2020年に変わる3つのフィンテック関連法改正 Fintech協会理事の落合孝文氏インタビュー:フィンテックの今(2/4 ページ)
2020年はフィンテック関連でどのような法改正が進むのか。送金サービスを提供する資金移動業が3種類になり、1つの登録で証券、保険の商品などを販売できる「金融サービス仲介業」が登場。そして、給与を銀行振り込み以外で支払える、ペイロールカード解禁が想定される。
――3つの事業者はそれぞれ、どのように規制されるのでしょうか。
落合 (1)の高額送金については、「どこに送金する」という指示を伴わない資金については預かることができません。(2)の100万円以下の送金については、事業者に預ける金額が100万円を超える場合は利用者に目的を確認し、目的が送金以外だった場合は返金しなくてはいけません。また、利用者から預かった資金については貸付に利用することは禁止されます。こうしたルールは、送金事業者への資金滞留リスクに対応する目的で盛り込まれました。

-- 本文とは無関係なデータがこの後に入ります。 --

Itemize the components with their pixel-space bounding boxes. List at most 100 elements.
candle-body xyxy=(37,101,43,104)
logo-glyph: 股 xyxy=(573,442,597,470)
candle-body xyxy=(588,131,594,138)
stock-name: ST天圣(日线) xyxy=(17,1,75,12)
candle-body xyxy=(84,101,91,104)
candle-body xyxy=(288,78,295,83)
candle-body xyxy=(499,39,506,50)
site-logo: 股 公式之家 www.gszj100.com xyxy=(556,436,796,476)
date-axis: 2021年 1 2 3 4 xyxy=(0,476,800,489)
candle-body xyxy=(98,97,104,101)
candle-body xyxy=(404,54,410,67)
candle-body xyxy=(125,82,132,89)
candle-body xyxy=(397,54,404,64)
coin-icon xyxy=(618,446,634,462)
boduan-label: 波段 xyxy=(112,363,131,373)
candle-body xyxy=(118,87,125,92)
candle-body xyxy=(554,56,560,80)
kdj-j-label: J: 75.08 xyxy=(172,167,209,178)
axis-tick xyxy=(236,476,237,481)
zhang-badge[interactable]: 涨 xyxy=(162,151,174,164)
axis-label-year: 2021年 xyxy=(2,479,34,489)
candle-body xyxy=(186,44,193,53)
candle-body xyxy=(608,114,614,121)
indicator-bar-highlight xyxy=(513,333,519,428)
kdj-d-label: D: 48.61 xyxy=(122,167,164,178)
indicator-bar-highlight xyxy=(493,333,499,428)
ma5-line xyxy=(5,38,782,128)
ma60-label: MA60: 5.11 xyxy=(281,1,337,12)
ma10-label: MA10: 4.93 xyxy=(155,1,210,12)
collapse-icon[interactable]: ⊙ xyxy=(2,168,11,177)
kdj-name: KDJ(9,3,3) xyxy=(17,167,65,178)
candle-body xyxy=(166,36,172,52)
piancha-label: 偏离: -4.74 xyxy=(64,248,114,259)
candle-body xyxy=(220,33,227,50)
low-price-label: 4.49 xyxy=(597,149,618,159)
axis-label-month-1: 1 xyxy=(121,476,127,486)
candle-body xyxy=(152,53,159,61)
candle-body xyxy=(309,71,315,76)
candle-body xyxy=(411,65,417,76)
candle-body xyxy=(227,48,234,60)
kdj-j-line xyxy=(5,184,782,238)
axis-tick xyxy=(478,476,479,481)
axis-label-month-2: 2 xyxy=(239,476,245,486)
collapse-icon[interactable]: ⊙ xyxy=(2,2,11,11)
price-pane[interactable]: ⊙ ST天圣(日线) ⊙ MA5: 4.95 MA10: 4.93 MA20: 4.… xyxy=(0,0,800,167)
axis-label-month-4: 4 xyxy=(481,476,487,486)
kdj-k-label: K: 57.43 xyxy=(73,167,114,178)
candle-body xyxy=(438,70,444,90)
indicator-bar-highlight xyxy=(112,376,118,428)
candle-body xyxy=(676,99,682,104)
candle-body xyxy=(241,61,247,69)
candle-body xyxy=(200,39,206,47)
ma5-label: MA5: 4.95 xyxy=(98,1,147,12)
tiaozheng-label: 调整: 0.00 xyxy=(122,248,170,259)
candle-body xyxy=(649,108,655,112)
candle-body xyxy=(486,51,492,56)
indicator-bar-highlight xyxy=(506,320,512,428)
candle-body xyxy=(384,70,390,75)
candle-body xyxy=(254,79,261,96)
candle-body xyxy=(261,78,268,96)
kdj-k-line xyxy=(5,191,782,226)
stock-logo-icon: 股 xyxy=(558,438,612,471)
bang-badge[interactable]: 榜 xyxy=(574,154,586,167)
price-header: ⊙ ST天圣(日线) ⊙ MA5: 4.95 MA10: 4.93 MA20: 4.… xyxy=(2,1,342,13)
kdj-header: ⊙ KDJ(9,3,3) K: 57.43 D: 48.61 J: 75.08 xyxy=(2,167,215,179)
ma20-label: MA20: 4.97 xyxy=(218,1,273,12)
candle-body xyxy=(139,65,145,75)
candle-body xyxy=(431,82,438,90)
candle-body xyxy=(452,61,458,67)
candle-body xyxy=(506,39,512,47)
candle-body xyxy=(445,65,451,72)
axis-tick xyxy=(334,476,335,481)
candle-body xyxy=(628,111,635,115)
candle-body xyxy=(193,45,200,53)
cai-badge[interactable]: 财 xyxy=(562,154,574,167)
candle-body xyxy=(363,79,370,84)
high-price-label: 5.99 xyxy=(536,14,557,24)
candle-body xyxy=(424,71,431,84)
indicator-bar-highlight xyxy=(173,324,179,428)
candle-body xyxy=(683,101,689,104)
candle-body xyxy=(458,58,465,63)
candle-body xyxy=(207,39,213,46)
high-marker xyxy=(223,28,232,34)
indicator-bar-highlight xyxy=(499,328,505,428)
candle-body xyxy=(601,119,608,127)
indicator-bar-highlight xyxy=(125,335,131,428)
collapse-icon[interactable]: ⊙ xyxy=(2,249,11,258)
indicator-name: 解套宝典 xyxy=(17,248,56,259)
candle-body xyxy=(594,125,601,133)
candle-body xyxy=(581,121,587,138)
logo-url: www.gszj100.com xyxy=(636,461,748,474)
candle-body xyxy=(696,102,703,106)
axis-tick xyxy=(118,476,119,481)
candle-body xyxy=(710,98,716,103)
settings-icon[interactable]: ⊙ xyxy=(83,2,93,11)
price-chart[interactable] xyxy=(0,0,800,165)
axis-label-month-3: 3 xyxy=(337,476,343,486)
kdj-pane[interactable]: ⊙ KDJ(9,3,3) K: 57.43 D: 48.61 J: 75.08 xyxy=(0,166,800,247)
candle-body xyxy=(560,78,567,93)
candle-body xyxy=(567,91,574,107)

顧客から預かった資産の保全についても類型ごとに異なります。現在は保全方法の大半が供託で、保全に1週間ほどというルールになっていますが、(1)の高額の場合はこれを2営業日程度まで短縮することが求められる見通しです。
これは送金額が増加する中で、少しでも早く利用者の資産を保全し、事業者が破たんした場合のリスクを低減させるためです。一方、(3)の少額の場合については、保全のために供託など従来の方法をとらなくても口座を別にすればよい、とされています。
低額から高額まで、3つのライセンスを1つの事業者が取得することもできます。例えば普段からある程度の金額を預けておきたい、という利用者がいた場合、(1)のライセンスでは送金以外の目的で資金を預かれません。そのため(2)や(3)のライセンスで資金を預かり、高額の送金については(1)のライセンスで対応する、というケースも考えられるでしょう。
――逆に規制が厳しくなるケースもあるのでしょうか。
落合 フィンテックを普及させるためには消費者が安心して使えるような仕組みを作ることも求められます。例えば、資金決済法上、JR東日本のSuica(スイカ)のような先払いの仕組みを「前払式支払手段」と呼びます。こちらについては今回の法改正で不正対策のモニタリングが義務付けられました。
これまで、個人間で送金する際に利用する「割り勘アプリ」は、資産の保全義務などがない「収納代行」の事業者でした。ただ、実質的には送金だけが目的となっていることから、資金移動業者としての登録が求められることになります。